Speakers at SR forum call for universal care plan to replace present insurance
October 20, 2002
By JEREMY HAY
THE PRESS DEMOCRAT
Experts at a forum Saturday in Santa Rosa pronounced America’s health care system terminally ill and worse.
“It is a crazy and cruel system we are now struggling with,” said Jack Glaser, senior vice president of theology and ethics for St. Joseph’s Health Care System, the parent of Santa Rosa Memorial Hospital and Petaluma Valley Hospital.
Glaser was among two dozen speakers — physicians, nurses, public health administrators and educators — during a daylong forum at Santa Rosa Junior College. Though they differed on the formula, they overwhelmingly supported a universal health care system.
Past proposals — including a California ballot measure in 1994 and a Clinton administration plan a year earlier — have failed. But supporters of universal health care are closely watching Oregon, where voters next month will consider a proposal for the state to insure all of its residents.
“It’s a new political climate,” said Dr. Quentin Young of Chicago, national coordinator for the 10,000-member Physicians for a National Health Program, which advocates a single-payer government-financed system.
He said the present system’s woes — including 41.2 million Americans without health insurance, skyrocketing premiums for those who are insured, and soaring medical costs — are “fertile soil” for change.
“The people are ready,” said Mike Smith, a Sonoma Valley Health Care District board member and a lead organizer of the forum, “Health Care Crisis 2002: A Search for Solutions.”

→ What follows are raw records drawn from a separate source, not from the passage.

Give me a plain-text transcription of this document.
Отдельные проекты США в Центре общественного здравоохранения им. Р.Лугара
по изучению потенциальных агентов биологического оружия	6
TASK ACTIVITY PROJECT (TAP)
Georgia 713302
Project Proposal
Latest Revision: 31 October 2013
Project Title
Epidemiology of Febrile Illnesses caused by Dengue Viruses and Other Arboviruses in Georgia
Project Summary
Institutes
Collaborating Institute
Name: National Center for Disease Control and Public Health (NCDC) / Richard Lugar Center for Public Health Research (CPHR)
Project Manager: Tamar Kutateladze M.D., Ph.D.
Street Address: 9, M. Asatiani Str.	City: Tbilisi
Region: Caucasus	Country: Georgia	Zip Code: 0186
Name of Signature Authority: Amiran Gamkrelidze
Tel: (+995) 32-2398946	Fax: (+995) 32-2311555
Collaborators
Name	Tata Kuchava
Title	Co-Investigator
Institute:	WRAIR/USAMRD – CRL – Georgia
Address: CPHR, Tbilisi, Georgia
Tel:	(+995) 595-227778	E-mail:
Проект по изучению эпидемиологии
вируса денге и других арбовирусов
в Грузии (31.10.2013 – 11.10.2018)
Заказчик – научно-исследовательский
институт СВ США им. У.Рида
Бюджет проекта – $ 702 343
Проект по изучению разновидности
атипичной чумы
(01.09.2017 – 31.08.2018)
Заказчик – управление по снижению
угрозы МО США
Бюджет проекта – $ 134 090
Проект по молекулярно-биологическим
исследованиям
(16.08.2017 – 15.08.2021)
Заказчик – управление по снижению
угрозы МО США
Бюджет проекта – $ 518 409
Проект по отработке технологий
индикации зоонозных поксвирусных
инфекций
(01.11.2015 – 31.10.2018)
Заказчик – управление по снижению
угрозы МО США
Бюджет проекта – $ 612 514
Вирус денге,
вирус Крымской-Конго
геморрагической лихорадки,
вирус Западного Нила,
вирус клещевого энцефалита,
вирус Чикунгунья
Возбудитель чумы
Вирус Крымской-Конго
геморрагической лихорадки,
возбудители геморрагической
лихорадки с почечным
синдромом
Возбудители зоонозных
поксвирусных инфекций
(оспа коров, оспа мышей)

The conference was co-sponsored by the junior college and nurses belonging to Service Employees International Union Local 707. Its urgent tone was underscored by the collapse of Health Plan of the Redwoods, which declared bankruptcy in June and closes its doors this month, leaving about 64,000 people to find other coverage.
Speakers cited a variety of strains on the system, including low reimbursement rates from insurers and the government, and a shortage of skilled workers that leaves many in the health care field feeling overworked and demoralized.
In Sonoma County, they said, lower pay scales and higher housing costs have contributed to doctors leaving and nurses choosing to work elsewhere.
Those who remain must contend with a population where 11 percent of children and 14 percent of adults under 65 are without health insurance, further taxing the system, said county Public Health Officer Mary Maddux-Gonzalez.
Without systemic changes, many expect the problems to get worse.
“The stress on the health care system within the next decade will demolish it; it’s an inexorable, inevitable demographic fact,” said Santa Rosa physician Robert Dozor, referring to when the first of the 76 million-strong baby-boom generation qualifies for Medicare benefits in 2011.
About 200 people, many of them medical professionals, attended the forum, and among the audience and panelists there was a broad sentiment that health maintenance organizations and private insurance plans should be replaced with a system along the lines of Medicare, which covers all citizens over age 65.
“We need some sort of national care system,” said Maria Angel of Sonoma, a government studies student at Sacramento State University who plans a career in public health policy.
Smith, from the Sonoma Valley Health Care District, said the time is ripe for change.
“The reason we don’t have universal health care is because we don’t have a broad-based movement to put fire under the politicians,” he said.
Others warned that without a firm sorting of priorities, any movement will suffer.
“You cannot have everything,” said Glaser. “If we cannot constrain ourselves to face that about health care … we will not see this in 50 years.”